The government has sanctioned one anomaly in its refusal to fund a fourth year at Scottish universities for non-Scottish students. But, asks Olga Wojtas, how different is higher education north of the border?
Lord Dearing recently ascribed Scotland's success in collaboration to the "personal trust that can be established when all the participants can gather round one table".
This is undoubtedly true, but institutions have also had a firm prod from the Scottish Higher Education Funding Council. The trend arguably began with the Metropolitan Area Networks, advanced high-speed computer links that connect all SHEFC institutions. SHEFC backed this with an initiative to stimulate ideas on how the MANs could be used for collaborative teaching and research.
"The pendulum is swinging from competition in Scotland to collaboration for Scotland," says SHEFC chief executive John Sizer.
Ronald Crawford, secretary of the Committee of Scottish Higher Education Principals, says: "I genuinely believe it is both regionally and nationally easier in Scotland for there to be bottom-up inter-institutional collaboration.

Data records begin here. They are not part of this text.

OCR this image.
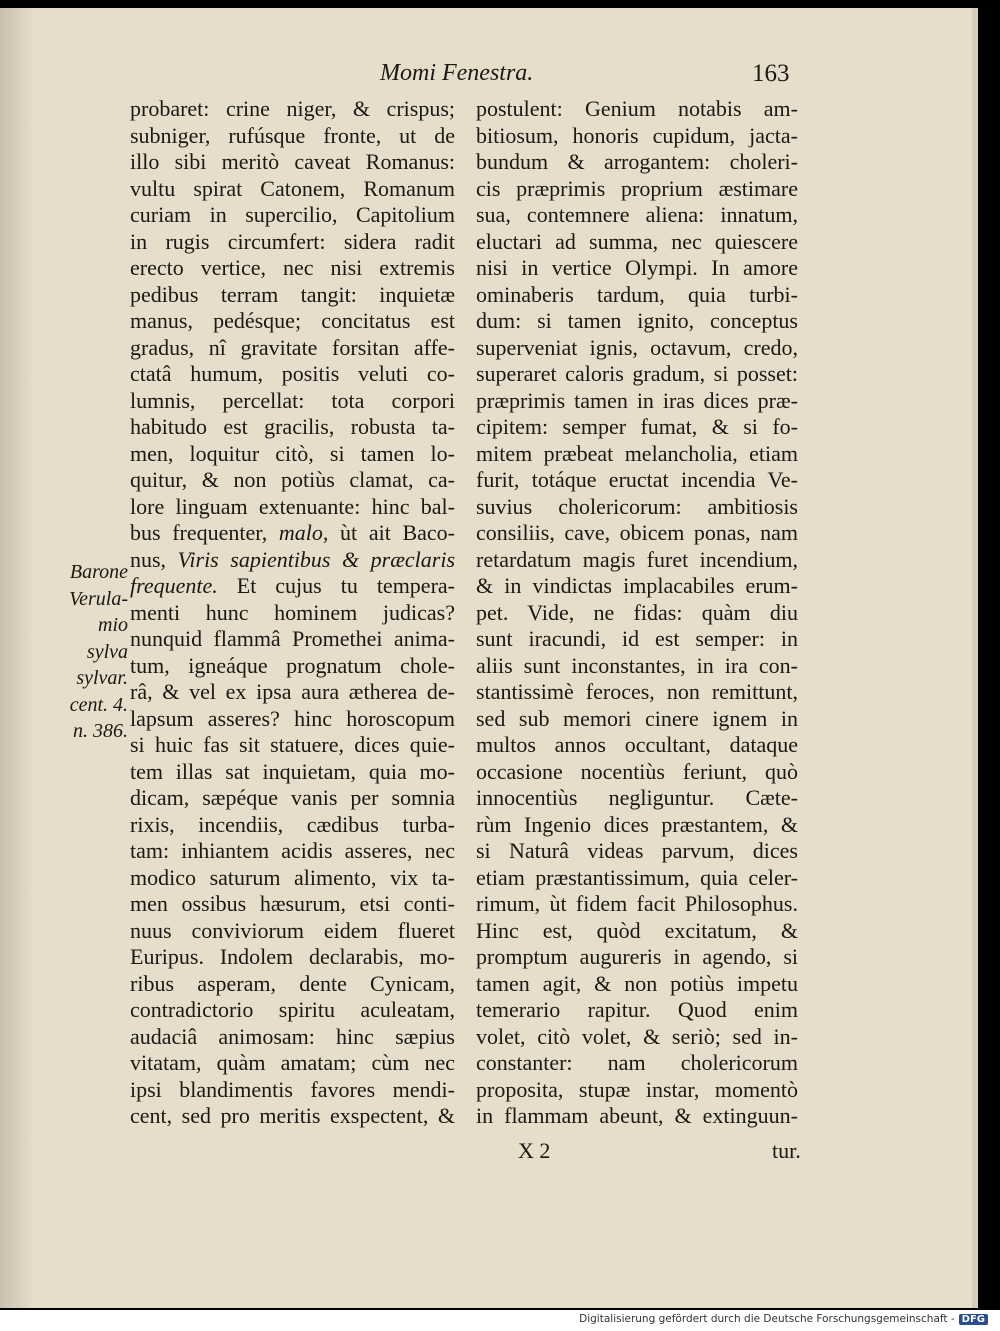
Momi Fenestra.	163

probaret: crine niger, & crispus;
subniger, rufúsque fronte, ut de
illo sibi meritò caveat Romanus:
vultu spirat Catonem, Romanum
curiam in supercilio, Capitolium
in rugis circumfert: sidera radit
erecto vertice, nec nisi extremis
pedibus terram tangit: inquietæ
manus, pedésque; concitatus est
gradus, nî gravitate forsitan affe-
ctatâ humum, positis veluti co-
lumnis, percellat: tota corpori
habitudo est gracilis, robusta ta-
men, loquitur citò, si tamen lo-
quitur, & non potiùs clamat, ca-
lore linguam extenuante: hinc bal-
bus frequenter, malo, ùt ait Baco-
nus, Viris sapientibus & præclaris
frequente. Et cujus tu tempera-
menti hunc hominem judicas?
nunquid flammâ Promethei anima-
tum, igneáque prognatum chole-
râ, & vel ex ipsa aura ætherea de-
lapsum asseres? hinc horoscopum
si huic fas sit statuere, dices quie-
tem illas sat inquietam, quia mo-
dicam, sæpéque vanis per somnia
rixis, incendiis, cædibus turba-
tam: inhiantem acidis asseres, nec
modico saturum alimento, vix ta-
men ossibus hæsurum, etsi conti-
nuus conviviorum eidem flueret
Euripus. Indolem declarabis, mo-
ribus asperam, dente Cynicam,
contradictorio spiritu aculeatam,
audaciâ animosam: hinc sæpius
vitatam, quàm amatam; cùm nec
ipsi blandimentis favores mendi-
cent, sed pro meritis exspectent, &
Barone
Verula-
mio
sylva
sylvar.
cent. 4.
n. 386.
postulent: Genium notabis am-
bitiosum, honoris cupidum, jacta-
bundum & arrogantem: choleri-
cis præprimis proprium æstimare
sua, contemnere aliena: innatum,
eluctari ad summa, nec quiescere
nisi in vertice Olympi. In amore
ominaberis tardum, quia turbi-
dum: si tamen ignito, conceptus
superveniat ignis, octavum, credo,
superaret caloris gradum, si posset:
præprimis tamen in iras dices præ-
cipitem: semper fumat, & si fo-
mitem præbeat melancholia, etiam
furit, totáque eructat incendia Ve-
suvius cholericorum: ambitiosis
consiliis, cave, obicem ponas, nam
retardatum magis furet incendium,
& in vindictas implacabiles erum-
pet. Vide, ne fidas: quàm diu
sunt iracundi, id est semper: in
aliis sunt inconstantes, in ira con-
stantissimè feroces, non remittunt,
sed sub memori cinere ignem in
multos annos occultant, dataque
occasione nocentiùs feriunt, quò
innocentiùs negliguntur. Cæte-
rùm Ingenio dices præstantem, &
si Naturâ videas parvum, dices
etiam præstantissimum, quia celer-
rimum, ùt fidem facit Philosophus.
Hinc est, quòd excitatum, &
promptum augureris in agendo, si
tamen agit, & non potiùs impetu
temerario rapitur. Quod enim
volet, citò volet, & seriò; sed in-
constanter: nam cholericorum
proposita, stupæ instar, momentò
in flammam abeunt, & extinguun-

X 2	tur.

Digitalisierung gefördert durch die Deutsche Forschungsgemeinschaft - DFG
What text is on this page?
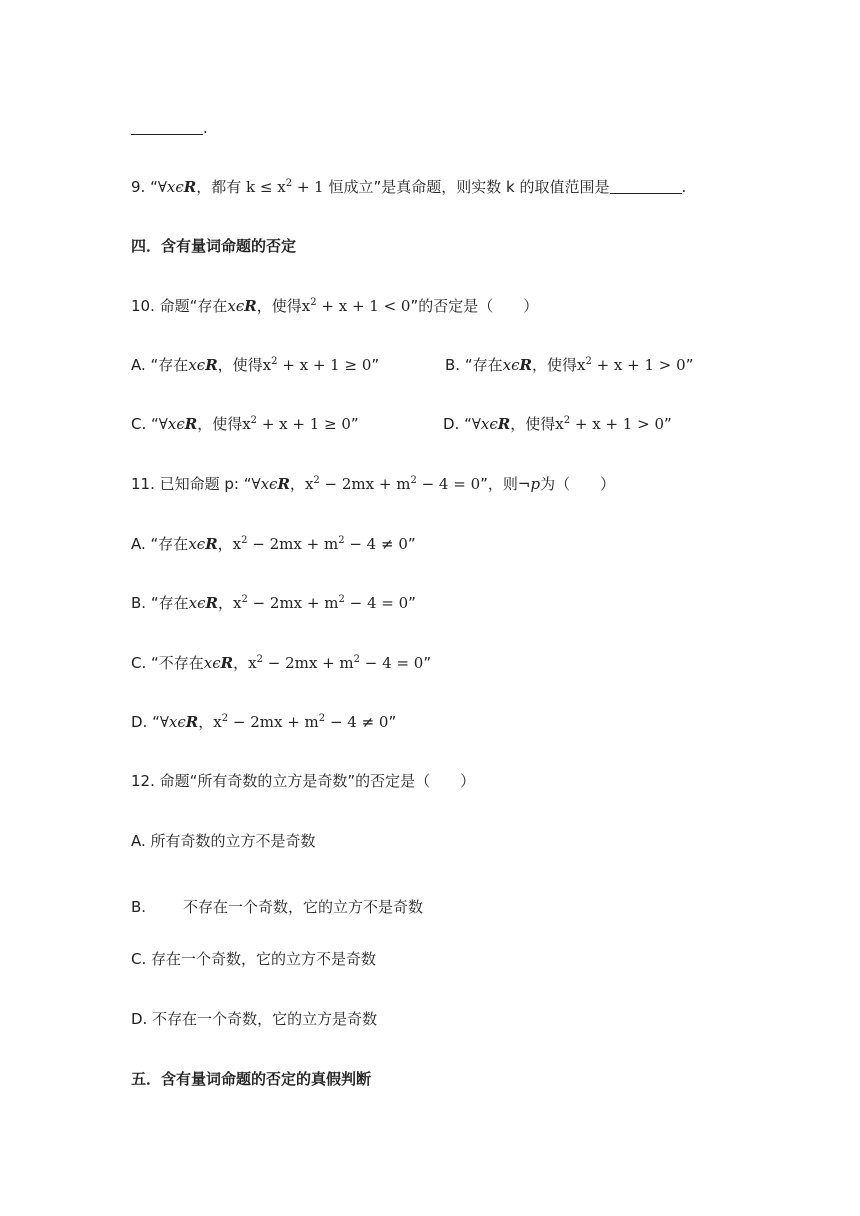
.
9. “∀xϵR，都有 $k \le x^2 + 1$ 恒成立”是真命题，则实数 k 的取值范围是	.
四．含有量词命题的否定
10. 命题“存在xϵR，使得$x^2 + x + 1 < 0$”的否定是（　　）
A. “存在xϵR，使得$x^2 + x + 1 \ge 0$”	B. “存在xϵR，使得$x^2 + x + 1 > 0$”
C. “∀xϵR，使得$x^2 + x + 1 \ge 0$”	D. “∀xϵR，使得$x^2 + x + 1 > 0$”
11. 已知命题 p: “∀xϵR，$x^2 - 2mx + m^2 - 4 = 0$”，则¬p为（　　）
A. “存在xϵR，$x^2 - 2mx + m^2 - 4 \ne 0$”
B. “存在xϵR，$x^2 - 2mx + m^2 - 4 = 0$”
C. “不存在xϵR，$x^2 - 2mx + m^2 - 4 = 0$”
D. “∀xϵR，$x^2 - 2mx + m^2 - 4 \ne 0$”
12. 命题“所有奇数的立方是奇数”的否定是（　　）
A. 所有奇数的立方不是奇数
B. 不存在一个奇数，它的立方不是奇数
C. 存在一个奇数，它的立方不是奇数
D. 不存在一个奇数，它的立方是奇数
五．含有量词命题的否定的真假判断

"But it is a very interesting point whether or not the funding council is able to promote institutional collaboration on other than resource grounds."
Dr Crawford speculates that the Scottish Parliament may want to enact further strategic change.
"I can understand some institutions finding that prospect unwelcome because the borderline between proactive concern and interference may be a source of tension."
But David Bleiman of the Association of University Teachers sees the possibility of more steering from SHEFC.
"The policies of the previous government entrenched competition to such an extent that the ship can't be turned overnight, and there remain strong competitive pressures from the research assessment exercise," he says.